Testicular cancer is the most common malignancy in young men aged 15-35 years. [2] It usually presents as a palpable solid . [3] Although not considered the standard of care, partial orchiectomy is being used with increasing frequency for management of this disease. While preservation of viable testicular tissue can be helpful in avoiding the need for androgen supplementation, it may also lead to the need for further treatment, including chemotherapy or radiation. [4]

The first reported partial orchiectomy for testicular cancer was performed by Richie in the United States in 1984. [5] Since this time, multiple other reports have been made and have led to an increase in interest in this testis-sparing technique.

Testicular cancer treatment can lead to a multitude of medical morbidities, including infertility, disfigurement, and need for hormone replacement therapy. Partial orchiectomy can alleviate this burden in select cases.

In 2012, the American Cancer Society estimates that 8590 cases of testicular cancer will be diagnosed in men in the United States. [6] The annual incidence of testicular cancer ranges from 3-6 per 100,000 males.

The following are risk factors for testicular cancer:

Seven to ten percent of men who develop testicular cancer have a history of cryptorchidism. [2]
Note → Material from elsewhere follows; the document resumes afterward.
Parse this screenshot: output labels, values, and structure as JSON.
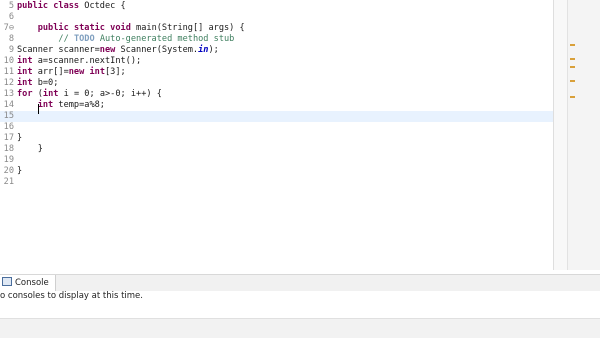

Gonadal dysgenesis is a risk factor.

Male factor infertility is a risk factor. [7]

Testicular cancer is 5 times more common in white males than in black males.

Age is a risk factor, with more than half of all testicular cancers being diagnosed between the ages of 20 and 34 years.

Genetic influences on the short arm of chromosome 12 appear to lead to the development of testicular cancer. This influence is hypothesized to induce abnormal cell division and malignant transformation of germ cells, leading to carcinoma. The exact mechanism of this development is yet to be determined.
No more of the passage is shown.